[Crónica] Nos 30 Anos da Associação de Amigos do Sanguinhedo

CRÓNICAS/OPINIÃO Napoleão Ribeiro

Na passada quinta-feira, dia 15 de junho, a associação dos amigos do pequeno rio, que nasce em Guimarei e desagua no Ave, em Argemil, comemorou o seu trigésimo aniversário institucional. O movimento popular gerado em torno da grande cascata, que se monta, anualmente, junto à velha ponte sobre o rio, no último fim de semana de julho, é bem mais antigo do que a data evocada. A comprová-lo, na sala da sede da associação encontram-se cartazes antigos, da organização das festas, que recuam à década de 1960 e que, certamente, não foram os primeiros. Muitos dos que ali afluem, pela primeira vez, às celebrações, questionam se o Guinhedo foi algum santo e até procuram a capela. Ficam surpresos por se tratar só de um rio e de a festa ser profana. Não é de admirar. Afinal o nome até tem o prefixo “San”. Contudo, e a título de curiosidade, o hidrónimo “Sanguinhedo” vem de sanguinho (Frangula alnus), uma planta de bagas tintureiras, abundante nas margens dos rios.    
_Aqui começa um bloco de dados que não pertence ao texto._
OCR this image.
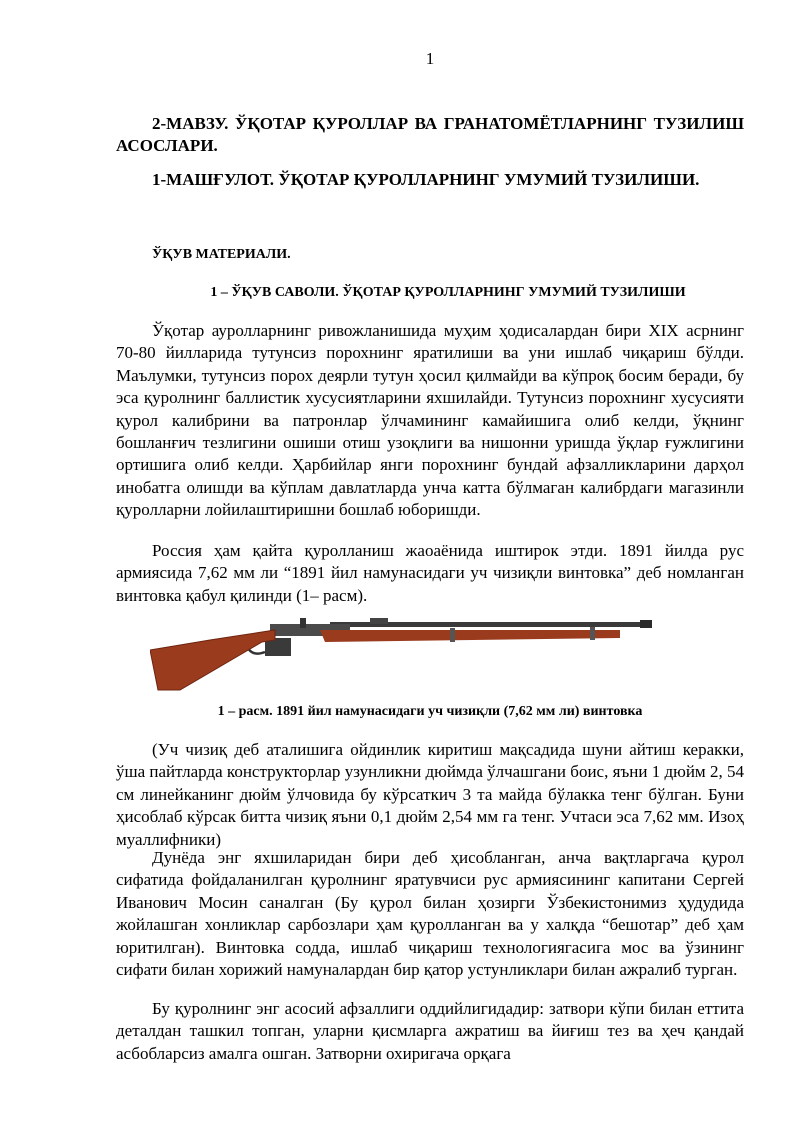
1
2-МАВЗУ. ЎҚОТАР ҚУРОЛЛАР ВА ГРАНАТОМЁТЛАРНИНГ ТУЗИЛИШ АСОСЛАРИ.
1-МАШҒУЛОТ. ЎҚОТАР ҚУРОЛЛАРНИНГ УМУМИЙ ТУЗИЛИШИ.
ЎҚУВ МАТЕРИАЛИ.
1 – ЎҚУВ САВОЛИ. ЎҚОТАР ҚУРОЛЛАРНИНГ УМУМИЙ ТУЗИЛИШИ

Ўқотар ауролларнинг ривожланишида муҳим ҳодисалардан бири XIX асрнинг 70-80 йилларида тутунсиз порохнинг яратилиши ва уни ишлаб чиқариш бўлди. Маълумки, тутунсиз порох деярли тутун ҳосил қилмайди ва кўпроқ босим беради, бу эса қуролнинг баллистик хусусиятларини яхшилайди. Тутунсиз порохнинг хусусияти қурол калибрини ва патронлар ўлчамининг камайишига олиб келди, ўқнинг бошланғич тезлигини ошиши отиш узоқлиги ва нишонни уришда ўқлар ғужлигини ортишига олиб келди. Ҳарбийлар янги порохнинг бундай афзалликларини дарҳол инобатга олишди ва кўплам давлатларда унча катта бўлмаган калибрдаги магазинли қуролларни лойилаштиришни бошлаб юборишди.

Россия ҳам қайта қуролланиш жаоаёнида иштирок этди. 1891 йилда рус армиясида 7,62 мм ли “1891 йил намунасидаги уч чизиқли винтовка” деб номланган винтовка қабул қилинди (1– расм).

1 – расм. 1891 йил намунасидаги уч чизиқли (7,62 мм ли) винтовка

(Уч чизиқ деб аталишига ойдинлик киритиш мақсадида шуни айтиш керакки, ўша пайтларда конструкторлар узунликни дюймда ўлчашгани боис, яъни 1 дюйм 2, 54 см линейканинг дюйм ўлчовида бу кўрсаткич 3 та майда бўлакка тенг бўлган. Буни ҳисоблаб кўрсак битта чизиқ яъни 0,1 дюйм 2,54 мм га тенг. Учтаси эса 7,62 мм. Изоҳ муаллифники)

Дунёда энг яхшиларидан бири деб ҳисобланган, анча вақтларгача қурол сифатида фойдаланилган қуролнинг яратувчиси рус армиясининг капитани Сергей Иванович Мосин саналган (Бу қурол билан ҳозирги Ўзбекистонимиз ҳудудида жойлашган хонликлар сарбозлари ҳам қуролланган ва у халқда “бешотар” деб ҳам юритилган). Винтовка содда, ишлаб чиқариш технологиягасига мос ва ўзининг сифати билан хорижий намуналардан бир қатор устунликлари билан ажралиб турган.

Бу қуролнинг энг асосий афзаллиги оддийлигидадир: затвори кўпи билан еттита деталдан ташкил топган, уларни қисмларга ажратиш ва йиғиш тез ва ҳеч қандай асбобларсиз амалга ошган. Затворни охиригача орқага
Esta associação, de cariz popular, é, sem dúvida, a mais frequentada pelas classes trabalhadoras da cidade, em especial de residentes de lugares como a Ponte Velha, Carvoeira, Friães, Fontiscos, Foral, Sobre Gião, Arco, Juncal, Costeira, Argemil, Várzea e São Bento da Batalha, entre outros. Desde finais do século XIX que, nos antigos lugares da extinta freguesia de São Bartolomeu de Ervosa, na parte ocidental da vila, se instalaram as residências dos funcionários braçais da indústria têxtil, em especial os que trabalharam nas grandes empresas que marcaram os séculos XIX e XX da cidade: a Fábrica de Fiação e Tecidos de Santo Thyrso, de 1898; a Empresa Industrial de Santo Tirso (Arco Têxteis), de 1923; a Abel Alves de Figueiredo & Filho, (s/d); e a Vale de Tábuas – Tinturaria e Acabamento de Tecidos, Lda., de 1973.   

Sanguinho (Frangula alnus). Imagem retirada de www.vivaipedrani.com

Na realidade, ao contrário de muitas outras localidades, o centro urbano da antiga vila, até 15 de junho de 1993, nunca teve uma associação de bairro ou de cariz popular como o “Sanguinhedo”. Mesmo assim, a coletividade mantém-se um pouco à margem, junto à “outra cidade”, aquela onde vive grande parte dos seus associados, marcada por inúmeras casas de construção simples, por ilhas e bairros, separadas por ruas estreitas, onde só passa um carro, a mesma área que, até à III República, esteve carente de políticas urbanísticas, equipamentos e infraestruturas primárias, como água canalizada e saneamento básico. Estas construções preenchem as elevações sobranceiras à encosta oeste do curso do Sanguinhedo e têm vista para “a outra” cidade, a oriental, separada da ocidental pelas duas pontes do lugar da Ponte Velha, mesmo junto à associação. Desses altos da Ponte Velha e Friães avista-se esse “outro lado”, com avenidas largas, dotadas de árvores e passeios, vivendas, prédios e grandes jardins, onde sempre habitaram as elites dos setores secundário e terciário.

Essa parte oriental da cidade foi a dos “notáveis” e “ilustres”, cujos nomes, nos últimos dois séculos, povoaram a história do concelho e a toponímia, em nome do progresso e do empreendedorismo. Controlaram ativamente as empresas e as associações desse centro, como a Santa Casa da Misericórdia, o Clube Thyrsense e as coletividades religiosas de caridade. À exceção das agremiações desportivas, como o Ginásio Clube de Santo Tirso, o Futebol Clube Tirsense (nascido na Ponte Velha) ou o AB92 (criado pela fusão das antigas associações do “Arco” e do “São Bartolomeu”), sempre escassearam no centro coletividades populares, dedicadas ao recreio.

Todos os anos, nas festas, as miniaturas dos cascateiros da Associação dos Amigos do Sanguinhedo constroem uma só cidade, sem oriente nem ocidente, sem ricos nem pobres, como se de um novo planeamento urbanístico se tratasse, imaginado e edificado entre o verde do musgo.